Pengisian Bahan Bakar Minyak (BBM) secara mandiri menggunakan jeriken telah menjadi viral di media sosial. Sebuah video yang menampilkan seorang pria mengisi BBM mandiri di sebuah SPBU di Balangnipa, Kecamatan Sinjai Utara, Kabupaten Sinjai, Sulawesi Selatan telah tersebar di berbagai platform, termasuk akun TikTok @mediagaridmerah.id. Meski awalnya menuai kritik, Senior Supervisor Commrel Pertamina Patra Niaga Regional Sulawesi, Okky Aditya Wibowo memastikan bahwa praktik tersebut sudah sesuai dengan regulasi.

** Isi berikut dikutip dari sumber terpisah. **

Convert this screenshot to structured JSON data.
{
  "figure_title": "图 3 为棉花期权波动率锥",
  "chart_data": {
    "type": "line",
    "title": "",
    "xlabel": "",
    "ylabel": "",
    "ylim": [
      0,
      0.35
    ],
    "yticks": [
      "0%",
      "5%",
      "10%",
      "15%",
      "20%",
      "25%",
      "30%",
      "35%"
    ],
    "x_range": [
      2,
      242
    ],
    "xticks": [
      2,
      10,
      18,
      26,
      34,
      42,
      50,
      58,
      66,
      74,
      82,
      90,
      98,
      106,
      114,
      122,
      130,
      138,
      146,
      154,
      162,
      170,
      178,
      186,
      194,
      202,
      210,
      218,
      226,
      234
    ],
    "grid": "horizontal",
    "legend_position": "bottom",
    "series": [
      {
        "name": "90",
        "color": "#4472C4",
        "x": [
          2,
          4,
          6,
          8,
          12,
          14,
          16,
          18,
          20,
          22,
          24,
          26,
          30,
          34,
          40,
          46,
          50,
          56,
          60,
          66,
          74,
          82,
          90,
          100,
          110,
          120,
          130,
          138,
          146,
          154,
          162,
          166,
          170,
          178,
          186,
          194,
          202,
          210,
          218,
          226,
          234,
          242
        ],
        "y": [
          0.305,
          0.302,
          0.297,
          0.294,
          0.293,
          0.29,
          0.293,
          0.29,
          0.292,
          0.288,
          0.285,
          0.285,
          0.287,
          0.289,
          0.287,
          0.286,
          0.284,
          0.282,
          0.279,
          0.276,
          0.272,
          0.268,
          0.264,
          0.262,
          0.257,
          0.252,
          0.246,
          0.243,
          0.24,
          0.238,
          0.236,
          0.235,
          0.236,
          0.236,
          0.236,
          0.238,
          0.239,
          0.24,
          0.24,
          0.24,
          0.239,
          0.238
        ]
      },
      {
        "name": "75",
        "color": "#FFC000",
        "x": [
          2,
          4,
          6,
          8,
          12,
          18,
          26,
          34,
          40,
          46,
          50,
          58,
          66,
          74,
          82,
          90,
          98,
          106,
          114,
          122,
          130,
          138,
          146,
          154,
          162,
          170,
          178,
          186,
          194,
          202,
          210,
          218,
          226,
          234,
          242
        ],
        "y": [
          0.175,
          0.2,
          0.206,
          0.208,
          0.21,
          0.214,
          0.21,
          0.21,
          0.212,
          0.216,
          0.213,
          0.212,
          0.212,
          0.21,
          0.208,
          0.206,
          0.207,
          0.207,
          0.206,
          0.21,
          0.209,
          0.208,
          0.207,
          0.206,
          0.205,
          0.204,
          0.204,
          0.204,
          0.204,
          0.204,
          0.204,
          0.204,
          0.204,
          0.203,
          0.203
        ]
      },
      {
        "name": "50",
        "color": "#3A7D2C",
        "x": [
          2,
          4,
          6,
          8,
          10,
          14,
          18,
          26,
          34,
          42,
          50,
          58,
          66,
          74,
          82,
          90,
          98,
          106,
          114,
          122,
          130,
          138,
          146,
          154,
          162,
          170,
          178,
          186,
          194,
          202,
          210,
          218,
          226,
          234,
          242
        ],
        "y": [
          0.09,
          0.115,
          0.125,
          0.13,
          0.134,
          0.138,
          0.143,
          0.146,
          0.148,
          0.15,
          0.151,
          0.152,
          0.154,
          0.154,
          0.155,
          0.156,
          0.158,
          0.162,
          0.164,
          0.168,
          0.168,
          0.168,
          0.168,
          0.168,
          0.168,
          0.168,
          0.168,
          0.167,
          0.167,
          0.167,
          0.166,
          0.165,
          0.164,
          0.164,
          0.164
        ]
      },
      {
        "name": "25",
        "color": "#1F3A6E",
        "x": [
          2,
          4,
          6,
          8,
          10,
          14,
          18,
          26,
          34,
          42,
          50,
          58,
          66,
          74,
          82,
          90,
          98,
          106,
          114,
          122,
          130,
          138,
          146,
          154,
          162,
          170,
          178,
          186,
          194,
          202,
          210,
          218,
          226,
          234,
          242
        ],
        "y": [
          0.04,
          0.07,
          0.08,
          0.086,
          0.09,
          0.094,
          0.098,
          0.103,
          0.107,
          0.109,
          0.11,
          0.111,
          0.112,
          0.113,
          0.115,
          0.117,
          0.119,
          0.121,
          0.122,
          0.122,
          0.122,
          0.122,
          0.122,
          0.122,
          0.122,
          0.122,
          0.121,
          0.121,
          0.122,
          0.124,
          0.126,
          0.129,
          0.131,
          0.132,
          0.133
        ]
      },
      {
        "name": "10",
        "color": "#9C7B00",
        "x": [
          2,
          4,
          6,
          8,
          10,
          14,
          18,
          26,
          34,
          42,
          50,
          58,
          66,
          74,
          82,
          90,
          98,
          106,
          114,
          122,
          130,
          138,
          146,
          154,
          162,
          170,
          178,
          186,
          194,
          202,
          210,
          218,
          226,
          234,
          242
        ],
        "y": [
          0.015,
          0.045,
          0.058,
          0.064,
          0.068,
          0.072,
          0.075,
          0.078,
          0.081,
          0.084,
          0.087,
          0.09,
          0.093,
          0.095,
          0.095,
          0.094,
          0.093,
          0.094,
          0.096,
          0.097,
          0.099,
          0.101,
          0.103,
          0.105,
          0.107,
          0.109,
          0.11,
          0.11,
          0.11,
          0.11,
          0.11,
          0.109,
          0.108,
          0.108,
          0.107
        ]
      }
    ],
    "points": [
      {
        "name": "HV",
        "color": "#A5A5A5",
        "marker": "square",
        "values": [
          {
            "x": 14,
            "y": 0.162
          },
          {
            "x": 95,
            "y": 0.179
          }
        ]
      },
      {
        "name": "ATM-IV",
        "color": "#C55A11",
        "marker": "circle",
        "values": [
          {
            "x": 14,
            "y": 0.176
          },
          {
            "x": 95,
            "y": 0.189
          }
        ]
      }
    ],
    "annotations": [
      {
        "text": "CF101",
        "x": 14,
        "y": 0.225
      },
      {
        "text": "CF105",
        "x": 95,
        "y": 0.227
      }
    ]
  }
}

Menurut Okky, SPBU tersebut memiliki izin khusus untuk menyalurkan BBM kepada nelayan. Pengisian BBM dilakukan oleh pihak yang telah memiliki surat rekomendasi dari aplikasi Xtar BPH Migas. Hal ini memastikan bahwa pengisian BBM tersebut sah dan sesuai dengan aturan yang berlaku. Mengingat sulitnya bagi nelayan untuk membawa kapal ke SPBU, penggunaan jeriken sebagai wadah pengisi BBM menjadi solusi yang praktis dalam hal ini.
Pasca kontroversi, pihak SPBU telah diminta untuk membuat papan pengumuman agar masyarakat lebih paham tentang alasan di balik pengisian BBM mandiri menggunakan jeriken. Langkah ini diambil untuk menghindari miss persepsi di kalangan masyarakat. Dengan demikian, praktik pengisian BBM mandiri ini tetap dapat dilakukan sesuai prosedur yang berlaku tanpa menimbulkan kebingungan di tengah masyarakat.